ATAC-seq of dendritic cell progenitors. ATAC-seq of dendritic cell progenitors

Induction of the transcription factor Irf8 in the common dendritic cell progenitor (CDP) is required for classical type 1 dendritic cell (cDC1) fate specification, but the mechanisms controlling this induction are unclear. Here we identified Irf8 enhancers and used CRISPR/Cas9 genome editing to assess their roles in Irf8 regulation. An enhancer 32 kilobases downstream of the Irf8 transcriptional start site (+32 kb Irf8) that was active in mature cDC1s was required for the development of this lineage, but not for its specification. Instead, a +41 kb Irf8 enhancer previously thought to be active only in plasmacytoid DCs (pDCs) was found to also be transiently accessible in cDC1 progenitors. Deletion of this enhancer reduced Irf8 expression in pDCs as expected, but also surprisingly prevented the induction of Irf8 in CDPs and abolished cDC1 specification. Thus, cryptic activation of the +41 kb Irf8 enhancer in DC progenitors is responsible for cDC1 fate specification.

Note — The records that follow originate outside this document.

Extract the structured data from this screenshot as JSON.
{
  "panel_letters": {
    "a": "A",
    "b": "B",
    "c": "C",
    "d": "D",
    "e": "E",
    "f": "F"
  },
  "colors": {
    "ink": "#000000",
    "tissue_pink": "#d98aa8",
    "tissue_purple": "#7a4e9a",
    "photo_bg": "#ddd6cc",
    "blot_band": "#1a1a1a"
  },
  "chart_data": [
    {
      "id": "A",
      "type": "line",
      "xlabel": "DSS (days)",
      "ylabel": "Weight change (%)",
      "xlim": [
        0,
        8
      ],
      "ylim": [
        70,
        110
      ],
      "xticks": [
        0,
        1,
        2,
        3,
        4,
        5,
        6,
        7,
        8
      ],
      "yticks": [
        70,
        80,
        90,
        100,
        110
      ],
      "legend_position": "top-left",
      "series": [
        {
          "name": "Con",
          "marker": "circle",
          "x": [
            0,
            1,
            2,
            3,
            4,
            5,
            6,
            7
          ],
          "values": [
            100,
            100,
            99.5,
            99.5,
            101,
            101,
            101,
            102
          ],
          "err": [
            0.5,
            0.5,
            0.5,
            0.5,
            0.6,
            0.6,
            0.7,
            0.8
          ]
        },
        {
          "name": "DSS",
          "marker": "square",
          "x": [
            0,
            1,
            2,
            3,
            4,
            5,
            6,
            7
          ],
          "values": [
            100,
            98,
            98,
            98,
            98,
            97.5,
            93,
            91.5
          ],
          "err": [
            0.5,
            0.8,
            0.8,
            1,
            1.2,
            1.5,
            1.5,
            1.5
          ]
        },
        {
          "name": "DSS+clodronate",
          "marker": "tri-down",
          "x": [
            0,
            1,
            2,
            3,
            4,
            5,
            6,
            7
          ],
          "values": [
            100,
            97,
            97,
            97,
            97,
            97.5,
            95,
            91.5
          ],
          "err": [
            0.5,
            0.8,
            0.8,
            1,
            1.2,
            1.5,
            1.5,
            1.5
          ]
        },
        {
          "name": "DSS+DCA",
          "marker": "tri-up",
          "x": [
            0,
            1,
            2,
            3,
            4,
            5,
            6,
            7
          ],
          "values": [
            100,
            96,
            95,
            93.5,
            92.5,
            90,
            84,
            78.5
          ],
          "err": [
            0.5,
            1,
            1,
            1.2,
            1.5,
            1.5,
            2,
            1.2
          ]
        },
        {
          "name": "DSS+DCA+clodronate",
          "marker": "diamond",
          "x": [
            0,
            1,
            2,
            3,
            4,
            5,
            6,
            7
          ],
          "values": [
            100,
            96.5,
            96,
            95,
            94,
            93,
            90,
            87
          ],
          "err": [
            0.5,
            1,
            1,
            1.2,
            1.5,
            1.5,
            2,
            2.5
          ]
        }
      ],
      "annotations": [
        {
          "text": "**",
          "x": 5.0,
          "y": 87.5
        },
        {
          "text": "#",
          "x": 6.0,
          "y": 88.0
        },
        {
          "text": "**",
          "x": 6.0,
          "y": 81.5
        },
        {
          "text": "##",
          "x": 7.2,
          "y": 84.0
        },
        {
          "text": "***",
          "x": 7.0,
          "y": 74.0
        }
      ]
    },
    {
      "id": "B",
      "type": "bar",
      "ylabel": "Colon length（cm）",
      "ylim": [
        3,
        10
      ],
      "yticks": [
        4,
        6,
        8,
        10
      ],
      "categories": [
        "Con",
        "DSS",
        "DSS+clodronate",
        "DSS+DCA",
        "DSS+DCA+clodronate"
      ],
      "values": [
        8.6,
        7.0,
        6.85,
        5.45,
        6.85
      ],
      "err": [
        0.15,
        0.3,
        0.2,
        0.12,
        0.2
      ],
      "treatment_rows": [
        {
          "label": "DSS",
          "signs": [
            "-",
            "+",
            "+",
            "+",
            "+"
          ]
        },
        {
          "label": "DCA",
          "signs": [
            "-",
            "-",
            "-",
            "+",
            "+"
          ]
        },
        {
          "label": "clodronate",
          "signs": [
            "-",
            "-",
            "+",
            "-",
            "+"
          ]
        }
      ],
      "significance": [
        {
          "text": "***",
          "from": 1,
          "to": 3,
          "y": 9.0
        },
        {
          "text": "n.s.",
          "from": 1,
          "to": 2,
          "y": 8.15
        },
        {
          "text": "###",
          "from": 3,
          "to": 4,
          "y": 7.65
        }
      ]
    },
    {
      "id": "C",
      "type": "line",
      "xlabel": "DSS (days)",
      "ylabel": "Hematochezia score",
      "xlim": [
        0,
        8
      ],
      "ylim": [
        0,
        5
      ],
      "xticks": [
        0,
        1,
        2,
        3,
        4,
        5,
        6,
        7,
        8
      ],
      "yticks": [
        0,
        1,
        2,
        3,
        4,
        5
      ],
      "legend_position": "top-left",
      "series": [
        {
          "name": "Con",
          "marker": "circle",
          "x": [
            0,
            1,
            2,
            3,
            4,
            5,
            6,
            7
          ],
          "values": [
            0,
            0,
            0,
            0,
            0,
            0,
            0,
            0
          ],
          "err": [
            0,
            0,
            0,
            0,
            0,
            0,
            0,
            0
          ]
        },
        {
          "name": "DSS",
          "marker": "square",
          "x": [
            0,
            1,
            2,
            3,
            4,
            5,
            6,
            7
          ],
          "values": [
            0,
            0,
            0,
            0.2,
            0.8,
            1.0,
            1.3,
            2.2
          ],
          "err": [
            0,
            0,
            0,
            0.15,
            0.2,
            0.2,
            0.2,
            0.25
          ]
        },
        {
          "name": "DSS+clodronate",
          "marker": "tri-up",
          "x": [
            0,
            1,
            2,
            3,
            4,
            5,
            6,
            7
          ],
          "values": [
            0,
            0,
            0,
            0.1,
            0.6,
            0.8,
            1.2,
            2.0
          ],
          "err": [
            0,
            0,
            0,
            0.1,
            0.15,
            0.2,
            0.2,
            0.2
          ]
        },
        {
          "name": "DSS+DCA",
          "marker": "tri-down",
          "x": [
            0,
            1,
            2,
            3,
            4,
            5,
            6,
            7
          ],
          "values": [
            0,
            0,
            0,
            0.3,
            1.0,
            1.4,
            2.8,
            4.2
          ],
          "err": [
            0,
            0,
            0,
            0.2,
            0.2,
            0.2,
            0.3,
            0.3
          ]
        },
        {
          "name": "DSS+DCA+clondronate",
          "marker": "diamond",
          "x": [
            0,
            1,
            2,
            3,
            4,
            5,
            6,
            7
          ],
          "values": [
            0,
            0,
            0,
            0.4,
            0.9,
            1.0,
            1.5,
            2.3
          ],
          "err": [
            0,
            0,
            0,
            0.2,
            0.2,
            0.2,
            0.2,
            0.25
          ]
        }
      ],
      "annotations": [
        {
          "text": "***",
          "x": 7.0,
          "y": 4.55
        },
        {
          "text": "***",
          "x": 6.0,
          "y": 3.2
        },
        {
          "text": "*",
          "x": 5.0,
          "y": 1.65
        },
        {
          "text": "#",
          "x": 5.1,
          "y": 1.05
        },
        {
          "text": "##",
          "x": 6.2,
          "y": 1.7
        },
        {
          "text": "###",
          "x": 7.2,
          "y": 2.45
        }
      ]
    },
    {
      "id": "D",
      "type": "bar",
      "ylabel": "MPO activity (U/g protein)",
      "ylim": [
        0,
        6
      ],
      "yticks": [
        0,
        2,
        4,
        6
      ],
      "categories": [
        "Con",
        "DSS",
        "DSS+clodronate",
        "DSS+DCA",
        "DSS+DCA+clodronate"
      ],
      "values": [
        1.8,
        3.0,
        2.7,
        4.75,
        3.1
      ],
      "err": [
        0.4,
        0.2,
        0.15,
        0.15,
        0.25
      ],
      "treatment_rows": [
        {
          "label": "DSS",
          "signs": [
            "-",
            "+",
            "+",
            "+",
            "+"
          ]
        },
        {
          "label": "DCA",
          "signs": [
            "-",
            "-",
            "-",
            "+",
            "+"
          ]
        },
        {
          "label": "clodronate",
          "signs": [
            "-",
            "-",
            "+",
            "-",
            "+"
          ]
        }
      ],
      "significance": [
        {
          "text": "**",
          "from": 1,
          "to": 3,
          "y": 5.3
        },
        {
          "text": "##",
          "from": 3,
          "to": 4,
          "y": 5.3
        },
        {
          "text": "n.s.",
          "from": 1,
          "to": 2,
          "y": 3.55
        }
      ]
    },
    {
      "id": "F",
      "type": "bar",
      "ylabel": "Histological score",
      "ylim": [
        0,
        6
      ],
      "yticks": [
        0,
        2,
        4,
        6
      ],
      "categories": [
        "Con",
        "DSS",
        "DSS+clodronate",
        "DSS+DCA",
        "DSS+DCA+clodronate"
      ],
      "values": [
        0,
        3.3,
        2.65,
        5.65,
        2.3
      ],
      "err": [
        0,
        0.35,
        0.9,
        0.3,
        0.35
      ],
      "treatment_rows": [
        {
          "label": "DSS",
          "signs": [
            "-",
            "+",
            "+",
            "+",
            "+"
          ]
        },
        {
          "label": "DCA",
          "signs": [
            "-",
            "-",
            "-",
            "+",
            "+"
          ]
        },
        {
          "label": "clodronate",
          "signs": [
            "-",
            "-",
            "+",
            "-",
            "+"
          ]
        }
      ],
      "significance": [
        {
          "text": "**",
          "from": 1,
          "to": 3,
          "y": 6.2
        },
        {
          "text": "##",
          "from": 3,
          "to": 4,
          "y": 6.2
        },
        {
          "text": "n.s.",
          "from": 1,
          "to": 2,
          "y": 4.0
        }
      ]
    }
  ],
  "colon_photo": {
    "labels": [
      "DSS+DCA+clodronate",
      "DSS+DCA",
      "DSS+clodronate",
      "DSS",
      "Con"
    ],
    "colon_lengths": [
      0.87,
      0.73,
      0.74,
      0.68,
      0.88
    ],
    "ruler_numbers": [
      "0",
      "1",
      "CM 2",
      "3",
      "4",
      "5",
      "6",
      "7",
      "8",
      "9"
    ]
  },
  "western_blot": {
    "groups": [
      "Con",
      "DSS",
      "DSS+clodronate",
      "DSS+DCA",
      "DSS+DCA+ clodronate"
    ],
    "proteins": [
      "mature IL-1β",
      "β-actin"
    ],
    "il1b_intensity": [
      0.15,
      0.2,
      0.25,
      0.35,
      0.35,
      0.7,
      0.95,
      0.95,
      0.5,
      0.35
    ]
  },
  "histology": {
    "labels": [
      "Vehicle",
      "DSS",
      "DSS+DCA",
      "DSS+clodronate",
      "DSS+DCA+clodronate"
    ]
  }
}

Overall design: ATAC-seq of three different dendritic cell progenitors (MDP, CDP, pre-cDC1) with three biological replicates of each progenitor

转录因子Irf8在普通树突状细胞祖细胞（common dendritic cell progenitor, CDP）中的诱导是经典1型树突状细胞（classical type 1 dendritic cell, cDC1）命运特化的必要条件，但调控该诱导过程的分子机制仍不明确。本研究首先鉴定了Irf8的增强子，并利用CRISPR/Cas9基因组编辑技术评估其在Irf8基因调控中的功能。研究发现，位于Irf8转录起始位点下游32 kb处的+32 kb Irf8增强子在成熟cDC1中具有活性，该增强子对于该细胞谱系的发育而非命运特化是必需的。与之相反，此前被认为仅在浆细胞样树突状细胞（plasmacytoid DCs, pDCs）中具有活性的+41 kb Irf8增强子，被发现也可在cDC1祖细胞中短暂开放。敲除该增强子不仅如预期般降低了pDC中的Irf8表达水平，还意外阻断了CDP中Irf8的诱导过程，并彻底取消了cDC1的命运特化。由此可见，树突状细胞祖细胞中+41 kb Irf8增强子的隐蔽激活是cDC1命运特化的核心驱动因素。实验设计概况：对三种不同的树突状细胞祖细胞——髓系树突状细胞祖细胞（MDP）、普通树突状细胞祖细胞（CDP）、前cDC1细胞（pre-cDC1）——进行转座酶可及性测序（ATAC-seq），每种祖细胞设置三个生物学重复。